How should funds be allocated? Fund allocation should be understood from two levels:

Firstly, from the risk perspective, clearly define how much loss our account can or is prepared to bear. This is the foundational thought for our fund allocation. Once this total amount is determined, consider how, if we continuously make mistakes in the market, we can afford to lose the least amount to the market over several trades, so that we can willingly accept our misfortune and acknowledge failure.

In my opinion: the most risky method should also be divided into three parts. In other words, you should at least give yourself three chances. For example, if the total account capital is 200,000, and the client allows you to lose up to 20%, which is 40,000, then I suggest your most aggressive loss plan should be: first loss 10,000, second loss 10,000, third loss 20,000. I believe this loss plan has a certain rationale. Because if you have one correct decision out of three, you can profit or continue to survive in the market. Not being kicked out of the market itself is a success and opens up opportunities to win.

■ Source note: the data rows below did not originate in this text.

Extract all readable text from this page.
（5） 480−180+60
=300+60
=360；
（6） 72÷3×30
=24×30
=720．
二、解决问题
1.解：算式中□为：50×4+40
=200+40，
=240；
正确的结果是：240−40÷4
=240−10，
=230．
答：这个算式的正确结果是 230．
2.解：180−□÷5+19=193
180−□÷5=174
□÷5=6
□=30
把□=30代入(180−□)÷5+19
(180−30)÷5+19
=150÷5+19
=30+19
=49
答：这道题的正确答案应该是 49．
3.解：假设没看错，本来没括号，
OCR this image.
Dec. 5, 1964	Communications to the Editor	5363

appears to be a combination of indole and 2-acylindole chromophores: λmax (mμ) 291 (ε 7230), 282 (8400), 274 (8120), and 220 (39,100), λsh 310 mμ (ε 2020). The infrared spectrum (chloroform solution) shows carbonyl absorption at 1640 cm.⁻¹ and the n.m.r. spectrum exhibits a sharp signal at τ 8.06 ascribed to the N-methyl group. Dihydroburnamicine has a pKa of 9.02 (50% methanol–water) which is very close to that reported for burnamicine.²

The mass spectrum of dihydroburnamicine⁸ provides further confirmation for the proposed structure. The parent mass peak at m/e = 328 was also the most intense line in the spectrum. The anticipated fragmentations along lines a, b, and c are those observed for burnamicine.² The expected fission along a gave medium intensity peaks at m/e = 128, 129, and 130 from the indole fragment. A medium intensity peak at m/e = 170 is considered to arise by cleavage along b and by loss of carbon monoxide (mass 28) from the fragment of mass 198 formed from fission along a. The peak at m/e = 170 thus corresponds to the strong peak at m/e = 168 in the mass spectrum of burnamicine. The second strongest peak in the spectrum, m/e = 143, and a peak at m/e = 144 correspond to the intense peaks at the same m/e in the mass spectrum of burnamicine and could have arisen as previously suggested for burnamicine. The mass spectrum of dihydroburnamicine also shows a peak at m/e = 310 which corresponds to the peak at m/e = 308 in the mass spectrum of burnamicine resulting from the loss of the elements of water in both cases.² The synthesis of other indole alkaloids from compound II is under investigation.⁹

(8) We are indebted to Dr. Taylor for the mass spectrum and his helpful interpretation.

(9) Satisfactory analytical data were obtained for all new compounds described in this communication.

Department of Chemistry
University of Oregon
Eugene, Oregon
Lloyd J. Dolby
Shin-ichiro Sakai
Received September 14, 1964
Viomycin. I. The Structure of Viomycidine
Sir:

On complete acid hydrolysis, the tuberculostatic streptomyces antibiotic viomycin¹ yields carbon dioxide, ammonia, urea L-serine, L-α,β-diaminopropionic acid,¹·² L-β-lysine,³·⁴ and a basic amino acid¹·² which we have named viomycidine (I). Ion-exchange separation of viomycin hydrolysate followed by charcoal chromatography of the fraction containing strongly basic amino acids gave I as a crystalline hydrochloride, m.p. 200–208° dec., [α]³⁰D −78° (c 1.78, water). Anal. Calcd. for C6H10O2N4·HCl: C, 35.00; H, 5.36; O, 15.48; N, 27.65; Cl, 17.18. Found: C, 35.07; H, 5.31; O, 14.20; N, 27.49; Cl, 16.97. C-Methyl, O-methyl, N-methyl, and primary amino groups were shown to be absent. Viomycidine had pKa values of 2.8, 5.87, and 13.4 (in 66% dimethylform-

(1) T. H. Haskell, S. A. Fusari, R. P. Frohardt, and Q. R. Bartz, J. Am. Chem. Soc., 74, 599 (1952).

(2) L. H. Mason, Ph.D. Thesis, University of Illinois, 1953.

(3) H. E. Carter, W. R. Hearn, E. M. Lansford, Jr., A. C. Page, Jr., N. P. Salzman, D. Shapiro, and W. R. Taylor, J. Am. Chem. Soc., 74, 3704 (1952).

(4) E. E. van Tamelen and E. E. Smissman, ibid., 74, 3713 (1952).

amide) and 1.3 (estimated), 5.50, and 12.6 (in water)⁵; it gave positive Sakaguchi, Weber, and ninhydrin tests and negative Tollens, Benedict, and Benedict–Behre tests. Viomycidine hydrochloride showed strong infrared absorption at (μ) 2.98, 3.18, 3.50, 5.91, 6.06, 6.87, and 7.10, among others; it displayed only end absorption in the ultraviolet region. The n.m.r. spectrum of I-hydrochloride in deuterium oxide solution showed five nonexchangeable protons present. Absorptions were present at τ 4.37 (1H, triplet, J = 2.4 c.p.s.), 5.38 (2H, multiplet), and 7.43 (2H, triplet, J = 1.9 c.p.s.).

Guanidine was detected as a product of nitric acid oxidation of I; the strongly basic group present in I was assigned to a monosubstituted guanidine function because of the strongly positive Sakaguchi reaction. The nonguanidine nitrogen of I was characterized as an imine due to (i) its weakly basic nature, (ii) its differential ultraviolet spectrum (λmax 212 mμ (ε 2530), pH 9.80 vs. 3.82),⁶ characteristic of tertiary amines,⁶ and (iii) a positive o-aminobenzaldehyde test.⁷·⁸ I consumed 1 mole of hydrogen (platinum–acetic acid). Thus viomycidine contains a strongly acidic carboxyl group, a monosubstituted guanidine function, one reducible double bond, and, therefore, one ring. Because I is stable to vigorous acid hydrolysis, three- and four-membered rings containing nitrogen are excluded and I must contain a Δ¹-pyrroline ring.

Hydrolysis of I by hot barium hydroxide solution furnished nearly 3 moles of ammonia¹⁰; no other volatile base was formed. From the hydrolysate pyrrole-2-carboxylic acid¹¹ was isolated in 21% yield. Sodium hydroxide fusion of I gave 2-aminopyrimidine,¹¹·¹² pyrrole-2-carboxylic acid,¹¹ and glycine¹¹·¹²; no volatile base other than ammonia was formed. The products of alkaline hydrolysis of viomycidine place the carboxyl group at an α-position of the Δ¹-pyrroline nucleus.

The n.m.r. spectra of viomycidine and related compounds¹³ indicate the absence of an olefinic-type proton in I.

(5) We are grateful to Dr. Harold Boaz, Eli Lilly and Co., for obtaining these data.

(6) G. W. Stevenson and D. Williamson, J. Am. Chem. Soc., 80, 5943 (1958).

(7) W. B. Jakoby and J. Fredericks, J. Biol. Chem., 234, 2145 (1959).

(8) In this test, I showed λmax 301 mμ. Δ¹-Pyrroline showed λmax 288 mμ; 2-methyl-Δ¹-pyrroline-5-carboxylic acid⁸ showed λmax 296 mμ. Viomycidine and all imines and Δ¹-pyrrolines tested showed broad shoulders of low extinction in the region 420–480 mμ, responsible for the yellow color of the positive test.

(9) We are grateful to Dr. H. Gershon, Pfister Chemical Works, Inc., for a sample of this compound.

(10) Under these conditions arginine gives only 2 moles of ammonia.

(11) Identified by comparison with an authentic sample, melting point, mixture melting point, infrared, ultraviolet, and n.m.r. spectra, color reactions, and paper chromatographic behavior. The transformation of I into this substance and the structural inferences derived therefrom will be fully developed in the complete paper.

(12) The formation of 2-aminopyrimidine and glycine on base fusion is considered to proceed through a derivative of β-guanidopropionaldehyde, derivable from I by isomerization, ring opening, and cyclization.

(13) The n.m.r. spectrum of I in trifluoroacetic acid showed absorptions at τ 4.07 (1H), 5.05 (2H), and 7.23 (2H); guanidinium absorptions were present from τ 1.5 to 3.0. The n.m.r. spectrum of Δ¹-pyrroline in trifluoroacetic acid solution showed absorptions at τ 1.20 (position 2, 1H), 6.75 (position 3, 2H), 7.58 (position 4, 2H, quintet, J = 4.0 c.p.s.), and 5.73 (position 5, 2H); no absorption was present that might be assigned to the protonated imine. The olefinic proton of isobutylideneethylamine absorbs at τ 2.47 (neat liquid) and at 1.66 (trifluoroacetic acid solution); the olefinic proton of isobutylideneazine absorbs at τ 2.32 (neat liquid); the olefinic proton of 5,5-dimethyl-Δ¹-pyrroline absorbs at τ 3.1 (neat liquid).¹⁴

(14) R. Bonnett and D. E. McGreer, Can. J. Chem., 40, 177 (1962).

2. Grasp the overall trend of the market

Trends are much harder to navigate than fluctuations because trends involve chasing highs and cutting losses, requiring the strength to hold positions, while high selling and low buying align well with human nature.

3. Set profit and loss targets

Setting profit and loss targets can be said to be the key to whether one can profit. In several transactions, we need to ensure that total profits exceed total losses. Achieving this is not difficult; just follow these points:

1. Each loss ≤ 5% of total funds;

2. Each profit > 5% of total funds;

3. Total trading win rate > 50%

If the above requirements are met (profit-loss ratio greater than 1 and win rate greater than 50%), profitability can be achieved. Of course, it can also be a high profit-loss ratio with a low win rate, or a low profit-loss ratio with a high win rate. Anyway, as long as the total profit is positive, that’s sufficient; total profit = initial capital x (average profit x win rate - average loss x loss rate).

4. Remember to avoid excessively frequent trading

Due to BTC perpetual contracts being traded continuously 24 hours a day, many novices trade every day, with 22 trading days a month, practically trading every day. As the saying goes: those who walk by the river often get their shoes wet.